I’ll highlight this 2021 human study’s findings regarding stress:
“We profiled hair pigmentation patterns (HPPs) along individual human hair shafts, producing quantifiable physical timescales of rapid greying transitions. White/grey hairs that naturally regain pigmentation across sex, ethnicities, ages, and body regions, quantitatively define reversibility of greying in humans.
A systematic survey of two-colored hairs on the scalp of a 35-year-old Caucasian male with auburn hair color over a 2-day period yielded five two-colored hair shafts (HSs) from the frontal and temporal scalp regions. Unexpectedly, all HSs exhibited reversal. HPP analysis further showed that all HSs underwent reversal of greying around the same time period.
A retrospective assessment of psychosocial stress levels using a time-anchored visual analog scale (participants rate and link specific life events with start and end dates) was then compared to HPPs. Reversal of greying for all hairs coincided closely with decline in stress and a 1-month period of lowest stress over the past year (0 on a scale of 0–10) following a 2-week vacation.

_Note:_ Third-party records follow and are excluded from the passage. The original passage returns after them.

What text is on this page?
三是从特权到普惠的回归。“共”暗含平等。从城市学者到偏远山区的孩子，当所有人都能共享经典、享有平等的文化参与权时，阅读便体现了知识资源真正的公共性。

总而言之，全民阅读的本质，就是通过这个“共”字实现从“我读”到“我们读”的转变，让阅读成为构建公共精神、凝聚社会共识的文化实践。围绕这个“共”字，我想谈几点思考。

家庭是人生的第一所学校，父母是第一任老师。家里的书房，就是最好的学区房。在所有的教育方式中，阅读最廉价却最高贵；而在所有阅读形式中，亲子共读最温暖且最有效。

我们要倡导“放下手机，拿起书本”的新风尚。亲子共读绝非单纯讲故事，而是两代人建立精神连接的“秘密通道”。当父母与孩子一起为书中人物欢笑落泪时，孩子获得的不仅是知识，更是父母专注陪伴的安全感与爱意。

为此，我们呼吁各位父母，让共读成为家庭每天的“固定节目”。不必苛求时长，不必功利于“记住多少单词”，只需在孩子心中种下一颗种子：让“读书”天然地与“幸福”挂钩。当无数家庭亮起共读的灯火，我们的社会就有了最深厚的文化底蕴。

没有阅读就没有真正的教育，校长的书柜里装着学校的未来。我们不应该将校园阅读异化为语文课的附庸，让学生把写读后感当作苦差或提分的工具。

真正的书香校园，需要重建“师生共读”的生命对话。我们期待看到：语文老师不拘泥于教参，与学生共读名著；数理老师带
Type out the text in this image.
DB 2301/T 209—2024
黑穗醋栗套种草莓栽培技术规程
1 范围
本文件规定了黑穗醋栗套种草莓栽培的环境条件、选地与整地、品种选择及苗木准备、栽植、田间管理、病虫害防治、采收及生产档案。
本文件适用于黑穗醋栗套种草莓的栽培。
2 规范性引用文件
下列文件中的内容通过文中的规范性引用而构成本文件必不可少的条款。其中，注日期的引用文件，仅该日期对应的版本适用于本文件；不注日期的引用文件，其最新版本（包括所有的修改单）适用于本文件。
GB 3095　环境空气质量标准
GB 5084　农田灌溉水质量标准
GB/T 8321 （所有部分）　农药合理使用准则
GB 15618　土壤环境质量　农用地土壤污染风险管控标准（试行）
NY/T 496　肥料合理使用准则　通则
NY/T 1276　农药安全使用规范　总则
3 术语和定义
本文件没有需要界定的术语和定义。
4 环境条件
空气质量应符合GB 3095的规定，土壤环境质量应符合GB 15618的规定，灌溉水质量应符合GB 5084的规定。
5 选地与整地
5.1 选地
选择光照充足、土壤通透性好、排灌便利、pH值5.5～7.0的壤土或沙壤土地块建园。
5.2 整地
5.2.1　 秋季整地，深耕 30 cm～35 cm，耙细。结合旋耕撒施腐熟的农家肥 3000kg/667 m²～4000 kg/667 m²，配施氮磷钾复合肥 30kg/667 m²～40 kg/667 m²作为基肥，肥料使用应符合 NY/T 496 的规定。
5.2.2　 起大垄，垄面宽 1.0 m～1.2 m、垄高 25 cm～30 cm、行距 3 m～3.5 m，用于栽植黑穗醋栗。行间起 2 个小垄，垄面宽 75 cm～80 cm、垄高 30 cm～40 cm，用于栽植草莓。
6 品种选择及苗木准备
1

We were also able to examine a two-colored hair characterized by an unusual pattern of complete HS greying followed by rapid and complete reversal plucked from the scalp of a 30-year-old Asian female participant with black hair. HPP analysis of this HS showed a white segment representing approximately 2 cm.
Quantitative life stress assessment revealed a specific 2-month period associated with an objective life stressor (marital conflict and separation, concluded with relocation) where the participant rated her perceived stress as highest (9–10 out of 10) over the past year. The increase in stress corresponded in time with complete but reversible hair greying.
We document a complete switch-on/off phenomena during a single anagen cycle. Proteomic features of hair greying directly implicate multiple metabolic pathways that are both reversible in nature and sensitive to stress-related neuroendocrine factors.
This new method to quantitatively map recent life history in HPPs provides an opportunity to longitudinally examine the influence of recent life exposures on human biology. Additional prospective studies with larger sample sizes are needed to confirm robust reproducibility and generalizability of our findings.”